To those in “mature” markets such as Australia, Germany appears a print publisher’s protected paradise.
But the country’s post-print era is closer than many think, Sarah Cool-Fergus says in an analysis of the 2026 BDZV/Highberg Trends Survey.
The largest newspaper market in Europe and the fifth-largest in the world – with an audience of more than 44 million people daily across print and digital – is set for change, according to 94 publishing executives who responded to the survey.
“Around 60 per cent of publishers now expect the printed newspaper to disappear within the next 15 years,” she says.
And the idea of the digitally-funded newsroom is no longer theoretical: “Publishers NOZ/mh:n and Lensing Media already covered their full editorial costs through digital revenues in 2025.”
Some 68 per cent of publishers expect to reach this milestone within five years.
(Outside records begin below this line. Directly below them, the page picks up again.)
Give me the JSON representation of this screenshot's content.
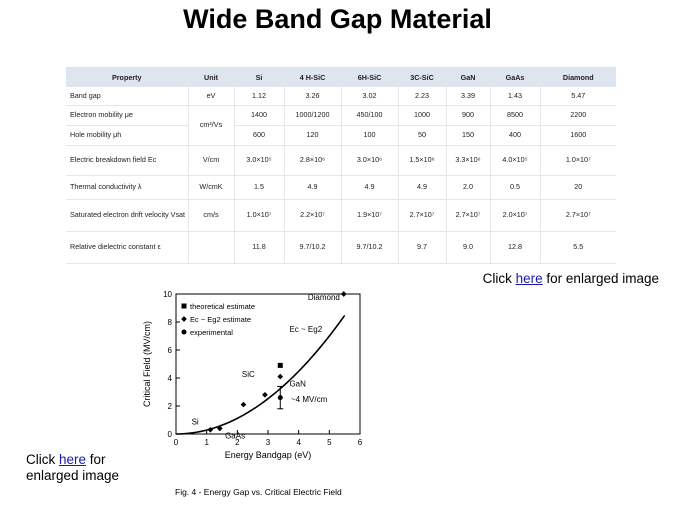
{
  "title": "Wide Band Gap Material",
  "table": {
    "headers": [
      "Property",
      "Unit",
      "Si",
      "4 H-SiC",
      "6H-SiC",
      "3C-SiC",
      "GaN",
      "GaAs",
      "Diamond"
    ],
    "rows": [
      {
        "property": "Band gap",
        "unit": "eV",
        "values": [
          "1.12",
          "3.26",
          "3.02",
          "2.23",
          "3.39",
          "1.43",
          "5.47"
        ]
      },
      {
        "property": "Electron mobility μe",
        "unit": "cm²/Vs",
        "values": [
          "1400",
          "1000/1200",
          "450/100",
          "1000",
          "900",
          "8500",
          "2200"
        ]
      },
      {
        "property": "Hole mobility μh",
        "unit": "",
        "values": [
          "600",
          "120",
          "100",
          "50",
          "150",
          "400",
          "1600"
        ]
      },
      {
        "property": "Electric breakdown field Ec",
        "unit": "V/cm",
        "values": [
          "3.0×10⁵",
          "2.8×10⁶",
          "3.0×10⁶",
          "1.5×10⁶",
          "3.3×10⁶",
          "4.0×10⁵",
          "1.0×10⁷"
        ]
      },
      {
        "property": "Thermal conductivity λ",
        "unit": "W/cmK",
        "values": [
          "1.5",
          "4.9",
          "4.9",
          "4.9",
          "2.0",
          "0.5",
          "20"
        ]
      },
      {
        "property": "Saturated electron drift velocity Vsat",
        "unit": "cm/s",
        "values": [
          "1.0×10⁷",
          "2.2×10⁷",
          "1.9×10⁷",
          "2.7×10⁷",
          "2.7×10⁷",
          "2.0×10⁷",
          "2.7×10⁷"
        ]
      },
      {
        "property": "Relative dielectric constant ε",
        "unit": "",
        "values": [
          "11.8",
          "9.7/10.2",
          "9.7/10.2",
          "9.7",
          "9.0",
          "12.8",
          "5.5"
        ]
      }
    ]
  },
  "links": {
    "right": {
      "before": "Click ",
      "link": "here",
      "after": " for enlarged image"
    },
    "left": {
      "before": "Click ",
      "link": "here",
      "after": " for enlarged image"
    }
  },
  "chart_data": {
    "type": "scatter",
    "xlabel": "Energy Bandgap (eV)",
    "ylabel": "Critical Field (MV/cm)",
    "caption": "Fig. 4 - Energy Gap vs. Critical Electric Field",
    "xlim": [
      0,
      6
    ],
    "ylim": [
      0,
      10
    ],
    "xticks": [
      "0",
      "1",
      "2",
      "3",
      "4",
      "5",
      "6"
    ],
    "yticks": [
      "0",
      "2",
      "4",
      "6",
      "8",
      "10"
    ],
    "legend": [
      "theoretical estimate",
      "Ec ~ Eg2 estimate",
      "experimental"
    ],
    "curve_label": "Ec ~ Eg2",
    "series": [
      {
        "name": "theoretical estimate",
        "marker": "square",
        "points": [
          [
            3.4,
            4.9
          ]
        ]
      },
      {
        "name": "Ec ~ Eg2 estimate",
        "marker": "diamond",
        "points": [
          [
            1.12,
            0.3
          ],
          [
            1.43,
            0.4
          ],
          [
            2.2,
            2.1
          ],
          [
            2.9,
            2.8
          ],
          [
            3.4,
            4.1
          ],
          [
            5.47,
            10.0
          ]
        ]
      },
      {
        "name": "experimental",
        "marker": "circle",
        "points": [
          [
            3.4,
            2.6
          ]
        ],
        "error": [
          [
            1.8,
            3.4
          ]
        ]
      }
    ],
    "curve": [
      [
        0,
        0
      ],
      [
        1,
        0.3
      ],
      [
        2,
        1.3
      ],
      [
        3,
        3.0
      ],
      [
        4,
        5.3
      ],
      [
        5,
        8.3
      ],
      [
        5.5,
        10.0
      ]
    ],
    "annotations": [
      {
        "text": "Si",
        "x": 0.9,
        "y": 0.9
      },
      {
        "text": "GaAs",
        "x": 1.6,
        "y": -0.1
      },
      {
        "text": "SiC",
        "x": 2.15,
        "y": 4.3
      },
      {
        "text": "GaN",
        "x": 3.7,
        "y": 3.6
      },
      {
        "text": "~4 MV/cm",
        "x": 3.75,
        "y": 2.5
      },
      {
        "text": "Diamond",
        "x": 4.3,
        "y": 9.8
      }
    ]
  }
}
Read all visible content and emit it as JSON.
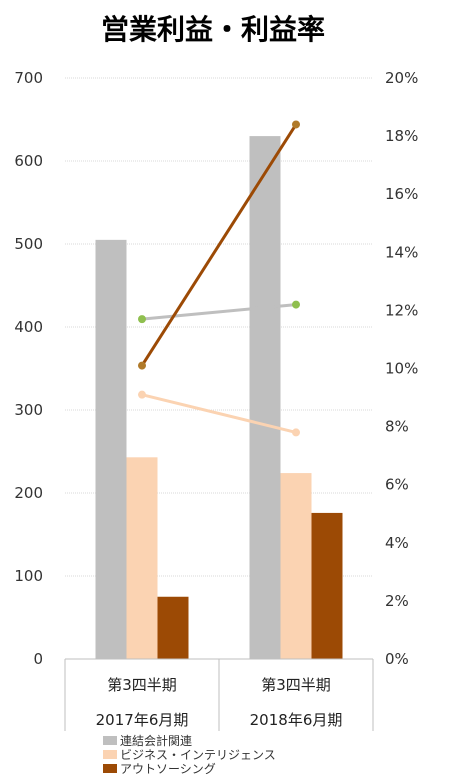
{
  "chart_data": {
    "type": "bar",
    "title": "営業利益・利益率",
    "categories": [
      {
        "line1": "第3四半期",
        "line2": "2017年6月期"
      },
      {
        "line1": "第3四半期",
        "line2": "2018年6月期"
      }
    ],
    "y_left": {
      "min": 0,
      "max": 700,
      "ticks": [
        "0",
        "100",
        "200",
        "300",
        "400",
        "500",
        "600",
        "700"
      ]
    },
    "y_right": {
      "min": 0,
      "max": 0.2,
      "ticks": [
        "0%",
        "2%",
        "4%",
        "6%",
        "8%",
        "10%",
        "12%",
        "14%",
        "16%",
        "18%",
        "20%"
      ]
    },
    "series": [
      {
        "name": "連結会計関連",
        "bar_color": "#bfbfbf",
        "line_color": "#bfbfbf",
        "marker_color": "#8fbf4f",
        "values": [
          505,
          630
        ],
        "rates": [
          0.117,
          0.122
        ]
      },
      {
        "name": "ビジネス・インテリジェンス",
        "bar_color": "#fbd3b2",
        "line_color": "#fbd3b2",
        "marker_color": "#fbd3b2",
        "values": [
          243,
          224
        ],
        "rates": [
          0.091,
          0.078
        ]
      },
      {
        "name": "アウトソーシング",
        "bar_color": "#9c4a05",
        "line_color": "#9c4a05",
        "marker_color": "#b07a2a",
        "values": [
          75,
          176
        ],
        "rates": [
          0.101,
          0.184
        ]
      }
    ],
    "grid": true,
    "legend_position": "bottom-left"
  }
}
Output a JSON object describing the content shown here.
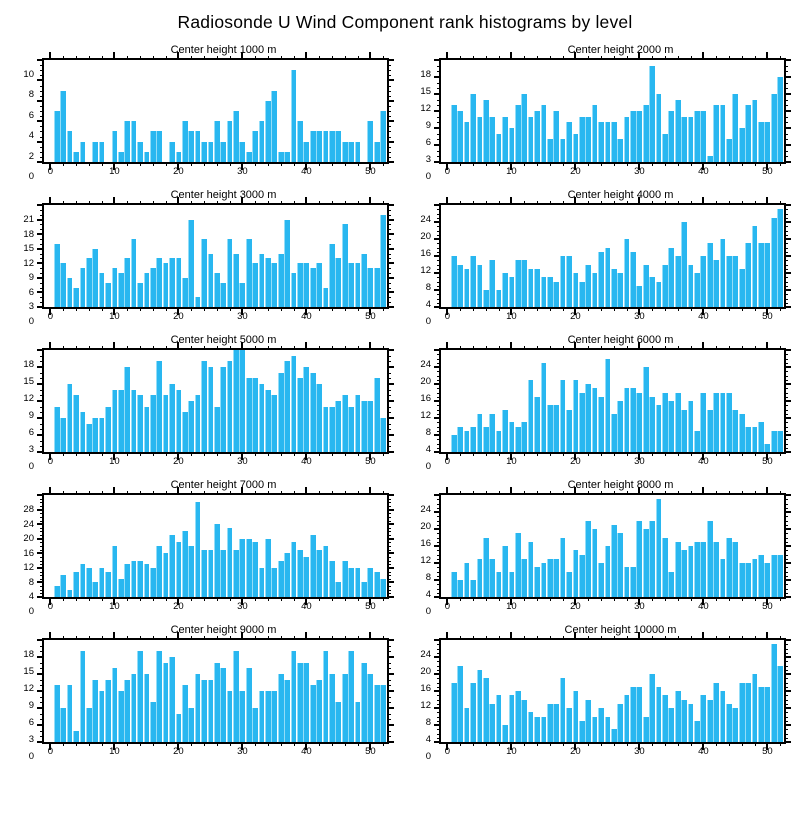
{
  "page_title": "Radiosonde U Wind Component rank histograms by level",
  "figure": {
    "bar_fill": "#29B7F0",
    "bar_highlight": "#93DDF8",
    "axis_color": "#000000",
    "x_axis": {
      "tick_labels": [
        0,
        10,
        20,
        30,
        40,
        50
      ],
      "minor_step": 2,
      "xmin": -1,
      "xmax": 52.6
    }
  },
  "chart_data": [
    {
      "type": "bar",
      "title": "Center height 1000 m",
      "xlabel": "",
      "ylabel": "",
      "ylim": [
        0,
        10
      ],
      "ytick_step": 2,
      "ytick_minor_step": 0.5,
      "x_ticks": [
        0,
        10,
        20,
        30,
        40,
        50
      ],
      "ranks_start": 1,
      "values": [
        5,
        7,
        3,
        1,
        2,
        0,
        2,
        2,
        0,
        3,
        1,
        4,
        4,
        2,
        1,
        3,
        3,
        0,
        2,
        1,
        4,
        3,
        3,
        2,
        2,
        4,
        2,
        4,
        5,
        2,
        1,
        3,
        4,
        6,
        7,
        1,
        1,
        9,
        4,
        2,
        3,
        3,
        3,
        3,
        3,
        2,
        2,
        2,
        0,
        4,
        2,
        5
      ]
    },
    {
      "type": "bar",
      "title": "Center height 2000 m",
      "xlabel": "",
      "ylabel": "",
      "ylim": [
        0,
        18
      ],
      "ytick_step": 3,
      "ytick_minor_step": 1,
      "x_ticks": [
        0,
        10,
        20,
        30,
        40,
        50
      ],
      "ranks_start": 1,
      "values": [
        10,
        9,
        7,
        12,
        8,
        11,
        8,
        5,
        8,
        6,
        10,
        12,
        8,
        9,
        10,
        4,
        9,
        4,
        7,
        5,
        8,
        8,
        10,
        7,
        7,
        7,
        4,
        8,
        9,
        9,
        10,
        17,
        12,
        5,
        9,
        11,
        8,
        8,
        9,
        9,
        1,
        10,
        10,
        4,
        12,
        6,
        10,
        11,
        7,
        7,
        12,
        15
      ]
    },
    {
      "type": "bar",
      "title": "Center height 3000 m",
      "xlabel": "",
      "ylabel": "",
      "ylim": [
        0,
        21
      ],
      "ytick_step": 3,
      "ytick_minor_step": 1,
      "x_ticks": [
        0,
        10,
        20,
        30,
        40,
        50
      ],
      "ranks_start": 1,
      "values": [
        13,
        9,
        6,
        4,
        8,
        10,
        12,
        7,
        5,
        8,
        7,
        10,
        14,
        5,
        7,
        8,
        10,
        9,
        10,
        10,
        6,
        18,
        2,
        14,
        11,
        7,
        5,
        14,
        11,
        5,
        14,
        9,
        11,
        10,
        9,
        11,
        18,
        7,
        9,
        9,
        8,
        9,
        4,
        13,
        10,
        17,
        9,
        9,
        11,
        8,
        8,
        19
      ]
    },
    {
      "type": "bar",
      "title": "Center height 4000 m",
      "xlabel": "",
      "ylabel": "",
      "ylim": [
        0,
        24
      ],
      "ytick_step": 4,
      "ytick_minor_step": 1,
      "x_ticks": [
        0,
        10,
        20,
        30,
        40,
        50
      ],
      "ranks_start": 1,
      "values": [
        12,
        10,
        9,
        12,
        10,
        4,
        11,
        4,
        8,
        7,
        11,
        11,
        9,
        9,
        7,
        7,
        6,
        12,
        12,
        8,
        6,
        10,
        8,
        13,
        14,
        9,
        8,
        16,
        13,
        5,
        10,
        7,
        6,
        10,
        14,
        12,
        20,
        10,
        8,
        12,
        15,
        11,
        16,
        12,
        12,
        9,
        15,
        19,
        15,
        15,
        21,
        23
      ]
    },
    {
      "type": "bar",
      "title": "Center height 5000 m",
      "xlabel": "",
      "ylabel": "",
      "ylim": [
        0,
        18
      ],
      "ytick_step": 3,
      "ytick_minor_step": 1,
      "x_ticks": [
        0,
        10,
        20,
        30,
        40,
        50
      ],
      "ranks_start": 1,
      "values": [
        8,
        6,
        12,
        10,
        7,
        5,
        6,
        6,
        8,
        11,
        11,
        15,
        11,
        10,
        8,
        10,
        16,
        10,
        12,
        11,
        7,
        9,
        10,
        16,
        15,
        8,
        15,
        16,
        18,
        18,
        13,
        13,
        12,
        11,
        10,
        14,
        16,
        17,
        13,
        15,
        14,
        12,
        8,
        8,
        9,
        10,
        8,
        10,
        9,
        9,
        13,
        6
      ]
    },
    {
      "type": "bar",
      "title": "Center height 6000 m",
      "xlabel": "",
      "ylabel": "",
      "ylim": [
        0,
        24
      ],
      "ytick_step": 4,
      "ytick_minor_step": 1,
      "x_ticks": [
        0,
        10,
        20,
        30,
        40,
        50
      ],
      "ranks_start": 1,
      "values": [
        4,
        6,
        5,
        6,
        9,
        6,
        9,
        5,
        10,
        7,
        6,
        7,
        17,
        13,
        21,
        11,
        11,
        17,
        10,
        17,
        14,
        16,
        15,
        13,
        22,
        9,
        12,
        15,
        15,
        14,
        20,
        13,
        11,
        14,
        12,
        14,
        10,
        12,
        5,
        14,
        10,
        14,
        14,
        14,
        10,
        9,
        6,
        6,
        7,
        2,
        5,
        5
      ]
    },
    {
      "type": "bar",
      "title": "Center height 7000 m",
      "xlabel": "",
      "ylabel": "",
      "ylim": [
        0,
        28
      ],
      "ytick_step": 4,
      "ytick_minor_step": 1,
      "x_ticks": [
        0,
        10,
        20,
        30,
        40,
        50
      ],
      "ranks_start": 1,
      "values": [
        3,
        6,
        2,
        7,
        9,
        8,
        4,
        8,
        7,
        14,
        5,
        9,
        10,
        10,
        9,
        8,
        14,
        12,
        17,
        15,
        18,
        14,
        26,
        13,
        13,
        20,
        13,
        19,
        13,
        16,
        16,
        15,
        8,
        16,
        8,
        10,
        12,
        15,
        13,
        11,
        17,
        13,
        14,
        10,
        4,
        10,
        8,
        8,
        4,
        8,
        7,
        5
      ]
    },
    {
      "type": "bar",
      "title": "Center height 8000 m",
      "xlabel": "",
      "ylabel": "",
      "ylim": [
        0,
        24
      ],
      "ytick_step": 4,
      "ytick_minor_step": 1,
      "x_ticks": [
        0,
        10,
        20,
        30,
        40,
        50
      ],
      "ranks_start": 1,
      "values": [
        6,
        4,
        8,
        4,
        9,
        14,
        9,
        6,
        12,
        6,
        15,
        9,
        13,
        7,
        8,
        9,
        9,
        14,
        6,
        11,
        10,
        18,
        16,
        8,
        12,
        17,
        15,
        7,
        7,
        18,
        16,
        18,
        23,
        14,
        6,
        13,
        11,
        12,
        13,
        13,
        18,
        13,
        9,
        14,
        13,
        8,
        8,
        9,
        10,
        8,
        10,
        10
      ]
    },
    {
      "type": "bar",
      "title": "Center height 9000 m",
      "xlabel": "",
      "ylabel": "",
      "ylim": [
        0,
        18
      ],
      "ytick_step": 3,
      "ytick_minor_step": 1,
      "x_ticks": [
        0,
        10,
        20,
        30,
        40,
        50
      ],
      "ranks_start": 1,
      "values": [
        10,
        6,
        10,
        2,
        16,
        6,
        11,
        9,
        11,
        13,
        9,
        11,
        12,
        16,
        12,
        7,
        16,
        14,
        15,
        5,
        10,
        6,
        12,
        11,
        11,
        14,
        13,
        9,
        16,
        9,
        13,
        6,
        9,
        9,
        9,
        12,
        11,
        16,
        14,
        14,
        10,
        11,
        16,
        12,
        7,
        12,
        16,
        7,
        14,
        12,
        10,
        10
      ]
    },
    {
      "type": "bar",
      "title": "Center height 10000 m",
      "xlabel": "",
      "ylabel": "",
      "ylim": [
        0,
        24
      ],
      "ytick_step": 4,
      "ytick_minor_step": 1,
      "x_ticks": [
        0,
        10,
        20,
        30,
        40,
        50
      ],
      "ranks_start": 1,
      "values": [
        14,
        18,
        8,
        14,
        17,
        15,
        9,
        11,
        4,
        11,
        12,
        10,
        7,
        6,
        6,
        9,
        9,
        15,
        8,
        12,
        5,
        10,
        6,
        8,
        6,
        3,
        9,
        11,
        13,
        13,
        6,
        16,
        13,
        11,
        8,
        12,
        10,
        9,
        5,
        11,
        10,
        14,
        12,
        9,
        8,
        14,
        14,
        16,
        13,
        13,
        23,
        18
      ]
    }
  ]
}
In Germany, the digitally self-sustaining newsroom is moving from aspiration to benchmark.
Cool-Fergus – who is communication and events lead at Twipe, and may have therefore have a vested interest – says artificial intelligence is central to how publishers expect to achieve this. “While AI investments are currently increasing costs – for example in technology and editorial – they are viewed as the main efficiency lever for scaling operations without expanding overhead.
In the coming year, publishers estimate AI could reduce editorial costs by around 8.9 per cent, and administrative costs by about 9.3 per cent.
The survey also outlines how publishers expect subscription models to evolve. Currently, the mix is roughly 59 per cent print subscriptions, 22 per cent e-paper, and 19 per cent paid digital content. By 2030, e-paper subscriptions are projected to double to around 40 per cent while print falls to 35 per cent
“That shift would mark the first time digital subscriptions outnumber print,” she says.
The report positions the e-paper as the central bridge product, combining readers’ established willingness to pay for the newspaper with the scalability of digital distribution.
Despite the fact that the subscription crossover point with print may only be four years away, many still believe that print is set for a “soft landing” with about 59 per cent of publishers expecting to deliver their last printed newspaper within 15 years, and more than a third of those anticipating that point within the next decade.
Among opportunities identified for the coming year, 77 per cent of publishers identified growth in digital e-paper subscription revenues, putting it ahead of AI-driven cost optimisation (52 per cent) and growth in premium paid-content subscriptions (51 per cent).
Says Cool-Fergus, “The strategy is simple: keep print profitable for as long as possible while accelerating digital expansion.
“The subscription crossover point with print is now four years away. The digitally-funded newsroom already exists. The question for executives in other markets is not whether their readers would support something similar. It is whether their organisations have yet decided to find out.”
Pictured: Die Rheinpfalz plans to quadruple its digital subscriptions by 2030.